A crucial phase of negotiations is underway between the government of Pakistan and the International Monetary Fund (IMF)mission to secure the second tranche of over $1 billion under the $7 billion bailout package.
According to sources, the IMF mission has held discussions with the Power Division on electricity tariff rebasing. Meanwhile, the IMF has reportedly given a green signal to the government’s plan to reduce electricity tariffs.
The IMF has directed the National Electric Power Regulatory Authority (Nepra) and the Power Division to take a decision in consultation.
The government has placed a plan to reduce electricity tariffs before the IMF from April, under which the basic tariff is proposed to be reduced by up to Rs 2 per unit.
According to sources, the electricity rate per unit may be reduced by Rs 1 to 2 from April or May.
The government has also shared its plan for privatization of distribution companies (DSCOs) with the IMF mission.

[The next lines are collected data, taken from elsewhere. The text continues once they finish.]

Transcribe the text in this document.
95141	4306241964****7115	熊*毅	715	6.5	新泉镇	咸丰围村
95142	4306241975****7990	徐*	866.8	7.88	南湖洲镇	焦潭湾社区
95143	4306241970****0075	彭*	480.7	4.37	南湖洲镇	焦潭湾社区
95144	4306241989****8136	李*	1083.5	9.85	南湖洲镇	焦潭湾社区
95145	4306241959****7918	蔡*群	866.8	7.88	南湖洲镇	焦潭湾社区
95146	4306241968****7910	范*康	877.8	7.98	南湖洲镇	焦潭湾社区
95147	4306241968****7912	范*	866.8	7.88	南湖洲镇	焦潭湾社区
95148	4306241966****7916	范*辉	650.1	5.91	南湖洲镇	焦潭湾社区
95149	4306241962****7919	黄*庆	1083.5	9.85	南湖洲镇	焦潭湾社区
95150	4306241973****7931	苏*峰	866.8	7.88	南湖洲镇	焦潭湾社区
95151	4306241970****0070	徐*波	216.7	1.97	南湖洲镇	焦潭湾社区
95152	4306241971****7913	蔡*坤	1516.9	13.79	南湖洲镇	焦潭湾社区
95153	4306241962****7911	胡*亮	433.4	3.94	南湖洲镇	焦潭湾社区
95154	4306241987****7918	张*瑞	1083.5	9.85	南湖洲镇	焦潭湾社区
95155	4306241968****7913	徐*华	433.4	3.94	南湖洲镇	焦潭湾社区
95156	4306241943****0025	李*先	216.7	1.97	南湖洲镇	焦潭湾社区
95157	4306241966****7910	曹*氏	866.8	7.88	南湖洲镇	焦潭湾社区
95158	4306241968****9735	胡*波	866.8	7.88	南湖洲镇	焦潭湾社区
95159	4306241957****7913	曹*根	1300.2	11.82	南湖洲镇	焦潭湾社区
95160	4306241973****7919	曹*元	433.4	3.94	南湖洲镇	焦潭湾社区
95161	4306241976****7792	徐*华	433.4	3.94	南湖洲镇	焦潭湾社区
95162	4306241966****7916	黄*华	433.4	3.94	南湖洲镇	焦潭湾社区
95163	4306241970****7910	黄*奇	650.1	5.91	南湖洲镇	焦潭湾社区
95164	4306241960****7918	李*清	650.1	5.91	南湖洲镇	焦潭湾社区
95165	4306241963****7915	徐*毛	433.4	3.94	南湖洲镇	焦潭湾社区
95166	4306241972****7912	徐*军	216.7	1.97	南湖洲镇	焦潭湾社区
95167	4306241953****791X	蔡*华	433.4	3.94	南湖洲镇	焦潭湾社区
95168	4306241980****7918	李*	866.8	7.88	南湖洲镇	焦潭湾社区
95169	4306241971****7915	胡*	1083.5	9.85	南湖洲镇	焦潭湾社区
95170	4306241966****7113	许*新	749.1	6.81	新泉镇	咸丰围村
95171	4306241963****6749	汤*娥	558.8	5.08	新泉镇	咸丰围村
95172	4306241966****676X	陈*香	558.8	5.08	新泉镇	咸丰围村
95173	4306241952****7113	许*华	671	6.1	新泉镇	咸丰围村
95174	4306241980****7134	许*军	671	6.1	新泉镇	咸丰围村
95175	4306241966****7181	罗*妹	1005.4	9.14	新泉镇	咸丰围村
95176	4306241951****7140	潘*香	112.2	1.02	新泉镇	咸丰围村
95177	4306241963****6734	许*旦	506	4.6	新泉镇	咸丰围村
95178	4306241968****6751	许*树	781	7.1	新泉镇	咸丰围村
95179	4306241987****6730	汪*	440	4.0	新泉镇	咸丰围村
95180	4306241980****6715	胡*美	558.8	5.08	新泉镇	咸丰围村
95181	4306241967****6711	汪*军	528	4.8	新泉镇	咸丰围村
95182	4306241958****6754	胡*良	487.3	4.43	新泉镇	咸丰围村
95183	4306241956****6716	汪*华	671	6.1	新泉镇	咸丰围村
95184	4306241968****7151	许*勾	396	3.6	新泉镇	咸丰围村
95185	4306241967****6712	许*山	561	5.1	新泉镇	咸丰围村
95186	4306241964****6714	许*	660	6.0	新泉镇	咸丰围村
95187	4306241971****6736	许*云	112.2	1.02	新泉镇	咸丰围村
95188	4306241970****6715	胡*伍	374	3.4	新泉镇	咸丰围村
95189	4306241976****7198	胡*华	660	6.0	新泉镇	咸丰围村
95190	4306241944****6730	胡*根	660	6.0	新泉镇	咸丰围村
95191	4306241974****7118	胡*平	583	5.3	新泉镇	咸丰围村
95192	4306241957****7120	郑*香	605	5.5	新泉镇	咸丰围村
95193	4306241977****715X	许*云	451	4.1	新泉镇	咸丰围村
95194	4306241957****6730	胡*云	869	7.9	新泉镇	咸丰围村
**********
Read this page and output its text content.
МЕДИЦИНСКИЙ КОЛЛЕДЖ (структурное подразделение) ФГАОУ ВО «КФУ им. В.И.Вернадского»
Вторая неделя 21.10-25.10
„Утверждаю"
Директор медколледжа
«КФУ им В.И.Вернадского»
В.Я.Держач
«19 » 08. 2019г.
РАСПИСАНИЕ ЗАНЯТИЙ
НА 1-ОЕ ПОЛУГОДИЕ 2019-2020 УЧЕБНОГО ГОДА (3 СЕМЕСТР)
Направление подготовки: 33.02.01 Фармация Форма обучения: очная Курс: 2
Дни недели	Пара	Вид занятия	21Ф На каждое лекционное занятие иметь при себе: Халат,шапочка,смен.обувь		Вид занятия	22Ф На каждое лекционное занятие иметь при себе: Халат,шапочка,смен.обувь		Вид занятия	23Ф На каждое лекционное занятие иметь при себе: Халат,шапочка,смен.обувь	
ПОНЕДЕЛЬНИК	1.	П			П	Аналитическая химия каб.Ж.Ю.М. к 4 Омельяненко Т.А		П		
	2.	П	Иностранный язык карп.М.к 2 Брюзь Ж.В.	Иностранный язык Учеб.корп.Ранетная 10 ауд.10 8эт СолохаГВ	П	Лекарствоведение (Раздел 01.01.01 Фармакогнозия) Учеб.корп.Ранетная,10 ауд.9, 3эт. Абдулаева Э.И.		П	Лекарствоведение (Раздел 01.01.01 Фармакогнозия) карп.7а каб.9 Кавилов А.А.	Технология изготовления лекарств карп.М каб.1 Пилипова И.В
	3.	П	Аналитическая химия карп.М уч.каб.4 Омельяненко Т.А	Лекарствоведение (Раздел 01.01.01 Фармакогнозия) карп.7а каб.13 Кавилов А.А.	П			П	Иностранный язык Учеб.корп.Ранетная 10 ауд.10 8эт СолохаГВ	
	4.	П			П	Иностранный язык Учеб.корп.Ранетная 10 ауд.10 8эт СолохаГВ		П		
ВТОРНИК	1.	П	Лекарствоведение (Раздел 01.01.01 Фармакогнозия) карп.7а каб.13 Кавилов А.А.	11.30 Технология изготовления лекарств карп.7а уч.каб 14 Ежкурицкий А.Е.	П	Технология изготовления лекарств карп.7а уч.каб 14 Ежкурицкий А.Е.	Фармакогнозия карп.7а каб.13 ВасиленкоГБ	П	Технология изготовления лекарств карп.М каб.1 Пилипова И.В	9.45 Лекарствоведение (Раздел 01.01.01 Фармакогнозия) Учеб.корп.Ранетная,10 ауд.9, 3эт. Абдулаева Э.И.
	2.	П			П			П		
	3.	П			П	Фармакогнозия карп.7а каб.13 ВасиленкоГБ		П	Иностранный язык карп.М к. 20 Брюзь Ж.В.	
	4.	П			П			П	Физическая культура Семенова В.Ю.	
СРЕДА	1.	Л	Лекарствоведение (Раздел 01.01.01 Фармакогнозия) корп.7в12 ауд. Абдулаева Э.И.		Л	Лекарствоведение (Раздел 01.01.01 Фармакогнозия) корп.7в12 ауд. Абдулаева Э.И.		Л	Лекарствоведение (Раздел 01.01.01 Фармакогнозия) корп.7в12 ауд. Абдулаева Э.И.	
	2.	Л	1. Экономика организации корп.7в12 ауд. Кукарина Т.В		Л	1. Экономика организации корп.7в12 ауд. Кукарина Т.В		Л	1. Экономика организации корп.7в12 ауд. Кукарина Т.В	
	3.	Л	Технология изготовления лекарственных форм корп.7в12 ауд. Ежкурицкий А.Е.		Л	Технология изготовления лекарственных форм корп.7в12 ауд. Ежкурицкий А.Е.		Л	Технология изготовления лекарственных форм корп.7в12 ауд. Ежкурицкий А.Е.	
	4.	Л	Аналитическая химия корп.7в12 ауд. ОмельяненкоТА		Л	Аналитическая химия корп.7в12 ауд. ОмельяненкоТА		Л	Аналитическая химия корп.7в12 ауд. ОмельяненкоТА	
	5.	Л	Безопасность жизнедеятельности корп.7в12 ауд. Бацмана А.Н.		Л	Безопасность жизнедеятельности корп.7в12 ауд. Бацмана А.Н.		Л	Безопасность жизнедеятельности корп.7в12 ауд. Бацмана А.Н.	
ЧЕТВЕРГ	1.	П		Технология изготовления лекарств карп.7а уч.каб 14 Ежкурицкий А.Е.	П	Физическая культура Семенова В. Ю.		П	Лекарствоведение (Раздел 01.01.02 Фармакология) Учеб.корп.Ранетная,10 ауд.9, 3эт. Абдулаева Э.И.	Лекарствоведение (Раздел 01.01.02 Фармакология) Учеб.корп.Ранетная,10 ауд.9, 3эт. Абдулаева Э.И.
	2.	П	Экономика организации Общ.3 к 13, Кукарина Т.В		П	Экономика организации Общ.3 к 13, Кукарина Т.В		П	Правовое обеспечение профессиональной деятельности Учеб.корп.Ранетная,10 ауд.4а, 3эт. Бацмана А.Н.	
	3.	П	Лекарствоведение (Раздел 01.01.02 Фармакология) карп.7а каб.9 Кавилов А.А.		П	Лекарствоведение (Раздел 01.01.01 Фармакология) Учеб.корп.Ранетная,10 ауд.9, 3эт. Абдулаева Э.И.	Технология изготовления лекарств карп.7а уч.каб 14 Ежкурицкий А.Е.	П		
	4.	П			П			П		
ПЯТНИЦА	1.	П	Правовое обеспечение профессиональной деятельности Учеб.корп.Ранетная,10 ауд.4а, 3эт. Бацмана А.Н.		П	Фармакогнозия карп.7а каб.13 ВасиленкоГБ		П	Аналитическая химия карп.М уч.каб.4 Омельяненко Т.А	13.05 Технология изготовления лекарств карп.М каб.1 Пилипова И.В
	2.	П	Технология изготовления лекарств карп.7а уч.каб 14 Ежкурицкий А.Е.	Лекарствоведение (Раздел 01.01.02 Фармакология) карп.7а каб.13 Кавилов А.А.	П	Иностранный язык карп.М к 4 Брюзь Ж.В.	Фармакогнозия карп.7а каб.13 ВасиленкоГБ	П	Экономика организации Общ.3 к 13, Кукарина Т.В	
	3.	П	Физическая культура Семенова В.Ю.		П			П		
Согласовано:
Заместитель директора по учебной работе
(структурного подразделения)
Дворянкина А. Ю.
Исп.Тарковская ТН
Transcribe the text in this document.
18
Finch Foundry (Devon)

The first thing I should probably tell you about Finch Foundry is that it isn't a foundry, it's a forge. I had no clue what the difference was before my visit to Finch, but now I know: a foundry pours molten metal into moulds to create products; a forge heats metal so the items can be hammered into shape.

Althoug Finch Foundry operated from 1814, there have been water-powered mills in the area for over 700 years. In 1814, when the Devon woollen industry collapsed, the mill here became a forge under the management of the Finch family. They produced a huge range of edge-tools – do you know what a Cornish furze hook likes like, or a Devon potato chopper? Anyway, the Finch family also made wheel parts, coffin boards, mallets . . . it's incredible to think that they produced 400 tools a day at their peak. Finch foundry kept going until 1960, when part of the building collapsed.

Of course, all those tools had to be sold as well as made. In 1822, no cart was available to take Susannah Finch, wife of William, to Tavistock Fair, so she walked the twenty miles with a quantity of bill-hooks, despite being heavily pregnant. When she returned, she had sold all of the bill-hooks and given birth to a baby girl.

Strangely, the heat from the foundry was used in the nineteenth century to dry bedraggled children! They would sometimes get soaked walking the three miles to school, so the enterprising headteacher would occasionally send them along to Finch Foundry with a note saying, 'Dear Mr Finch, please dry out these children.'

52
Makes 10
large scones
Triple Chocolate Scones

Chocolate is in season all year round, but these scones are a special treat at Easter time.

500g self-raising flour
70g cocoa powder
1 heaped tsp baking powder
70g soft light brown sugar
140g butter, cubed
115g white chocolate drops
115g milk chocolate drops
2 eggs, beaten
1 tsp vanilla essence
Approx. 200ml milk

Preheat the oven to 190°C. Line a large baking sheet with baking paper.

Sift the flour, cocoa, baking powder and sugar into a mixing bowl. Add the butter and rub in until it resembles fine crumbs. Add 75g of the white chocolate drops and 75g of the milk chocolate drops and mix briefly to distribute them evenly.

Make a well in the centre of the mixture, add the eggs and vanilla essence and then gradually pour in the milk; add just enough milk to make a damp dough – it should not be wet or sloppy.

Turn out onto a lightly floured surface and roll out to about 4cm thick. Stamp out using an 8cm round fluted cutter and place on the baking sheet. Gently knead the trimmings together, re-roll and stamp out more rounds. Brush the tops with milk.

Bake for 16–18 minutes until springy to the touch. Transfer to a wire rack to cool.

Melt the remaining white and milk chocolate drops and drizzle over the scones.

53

The IMF has expressed concern over the non-privatization of two DISCOs by January and has also expressed displeasure over the poor performance.
The IMF is of the view that improvement in the power sector is not possible without improving the performance of DISCOs.
According to sources, important talks are also scheduled with the IMF delegation on the circular debt of the power sector today, while discussions are also expected today on the FBR’s revenue policy, agricultural income tax, tax on the property sector and the Sovereign Wealth Fund.